Black Water, the 2018 shitty action flick from director Pasha Patriki and screenwriter Chad Law, does indeed feature a prison aboard a submarine. It’s a silly premise. We all know, to our deep and everlasting shame, that the United States operates secret black sites where it holds prisoners outside of the legal system. These sites tend to be in countries willing to look the other way on torture, or even provide such services.
In this movie’s fictional universe, the CIA got ahold of a decommissioned submarine, hollowed out some of the compartments, and is using that as a mobile and undetectable black site. Once a person goes in, they never come out.
The next person to go in is our star. Van Damme plays Scott Wheeler, a CIA field operative. He’s been seized and sent to the underwater prison after some sort of illicitness involving a hard drive. Wheeler insists he’s innocent. While on the other side of the table in the interrogation room are Agents Ferris (Patrick Kilpatrick) and Rhodes (Al Sapienza). Ferris want’s Wheeler’s balls in a sling, while Rhodes was Wheeler’s mentor, and comes at the problem from a different angle. But, there is some trickery afoot.
One of these three men, and I’m not playing spoiler, is a bad guy, and some sudden bloody gunfire really gets the plot rolling. There are more gunfights, some hand-to-hand combat, some exposition, some fighting and maybe some more gunshots, and then with about 45 minutes left in the flick I remembered that Dolph Lundgren was in it. It’s not as if he hadn’t made an appearance, yet. Lundgren was in the first scene, which showed Wheeler wake up in his prison cell. Lundgren plays Marco, a prisoner in the cell next door to Wheeler. But he plays such a small part in this film, and the Van Damme plot was moving along so nicely, that I genuinely forgot he was in the movie.
Anyway, Wheeler releases Marco, and they team up with another CIA operative, Cassie Taylor (Jasmine Waltz) to escape the sub. Why all this is happening is due to that hard drive mentioned earlier, and its current whereabouts.
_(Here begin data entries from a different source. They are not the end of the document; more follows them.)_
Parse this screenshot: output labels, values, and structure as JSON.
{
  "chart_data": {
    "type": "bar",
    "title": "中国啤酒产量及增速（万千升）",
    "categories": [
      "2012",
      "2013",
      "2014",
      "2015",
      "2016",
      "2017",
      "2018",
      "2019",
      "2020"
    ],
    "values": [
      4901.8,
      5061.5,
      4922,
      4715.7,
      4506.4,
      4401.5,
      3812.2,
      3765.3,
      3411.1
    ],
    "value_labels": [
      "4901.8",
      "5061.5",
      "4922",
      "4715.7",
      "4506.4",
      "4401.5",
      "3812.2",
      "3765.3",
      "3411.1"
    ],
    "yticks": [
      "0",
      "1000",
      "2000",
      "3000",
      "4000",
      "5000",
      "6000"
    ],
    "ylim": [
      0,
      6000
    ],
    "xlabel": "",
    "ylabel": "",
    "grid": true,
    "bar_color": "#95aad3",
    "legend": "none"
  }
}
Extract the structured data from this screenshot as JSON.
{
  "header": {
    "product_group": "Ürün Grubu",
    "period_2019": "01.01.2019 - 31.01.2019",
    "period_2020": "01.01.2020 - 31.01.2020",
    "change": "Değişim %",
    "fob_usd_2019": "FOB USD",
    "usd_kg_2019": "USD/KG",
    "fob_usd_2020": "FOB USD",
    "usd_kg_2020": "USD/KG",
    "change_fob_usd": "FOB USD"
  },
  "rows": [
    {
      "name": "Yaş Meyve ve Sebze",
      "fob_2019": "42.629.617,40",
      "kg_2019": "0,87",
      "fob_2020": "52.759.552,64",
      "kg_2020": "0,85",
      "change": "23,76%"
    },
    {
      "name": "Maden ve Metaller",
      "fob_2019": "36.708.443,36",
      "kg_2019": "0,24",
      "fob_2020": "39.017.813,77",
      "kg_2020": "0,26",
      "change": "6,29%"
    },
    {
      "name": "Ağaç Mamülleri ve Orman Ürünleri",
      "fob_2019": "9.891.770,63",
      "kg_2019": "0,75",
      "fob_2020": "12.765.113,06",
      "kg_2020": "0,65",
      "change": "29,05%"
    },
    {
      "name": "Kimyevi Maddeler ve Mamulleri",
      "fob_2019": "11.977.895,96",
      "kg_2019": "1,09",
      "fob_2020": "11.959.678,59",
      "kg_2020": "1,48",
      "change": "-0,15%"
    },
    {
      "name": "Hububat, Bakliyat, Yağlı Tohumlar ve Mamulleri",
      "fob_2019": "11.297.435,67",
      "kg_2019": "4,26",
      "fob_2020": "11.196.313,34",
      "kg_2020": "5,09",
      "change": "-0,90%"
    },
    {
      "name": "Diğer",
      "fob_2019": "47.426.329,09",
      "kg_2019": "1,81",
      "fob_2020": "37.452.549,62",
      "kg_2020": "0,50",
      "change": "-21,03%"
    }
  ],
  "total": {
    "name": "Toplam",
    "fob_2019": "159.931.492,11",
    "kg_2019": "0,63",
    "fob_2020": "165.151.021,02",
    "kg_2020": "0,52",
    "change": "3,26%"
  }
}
It’s not on the sub, but everyone’s killing each other over it. That’s about it for plot. What makes this flick stand out is the production design.
This flick barely takes place off of the submarine. Much of the sub interiors were shot aboard the USS Alabama and USS Drum, a pair of museum ships moored in Mobile, Alabama. You can tell which ship was used for which shots by the size of the cabins. Alabama is a big, honking battleship while the Drum is a World War 2 submarine. If the cast can barely stand up and the walls are curved, then it was shot aboard the Drum. But the prison area of the secret CIA sub was built on a set, and it looks terrible. It no more resembles the interior of an oceangoing vessel than does the Lincoln Memorial. What little budget this flick had must have been spent elsewhere, because the prison set, which is used extensively, is among the cheapest I have ever seen. It rivals the spaceship hallway from Dark Star. That’s some prime shitty filmmaking
The sets are bad, the acting, even from the stars, is wretched, and the plot is pretty dumb. I mean, a submarine? There have to be less expensive, and more practical, ways to make a person disappear that the CIA could use. They should call Erik Prince. I’m sure he has ideas.
The only saving grace for this movie are its many bloody gunfights, and a decent pace. After all, it was captivating enough for me to forget about one of the feature players. It still stinks. Black Water dives (heh-heh) down the Watchability Index, bottoming out at #143, between Geostorm and Starship Troopers 3: Marauder. I watched it so you don’t have to. Try and avoid.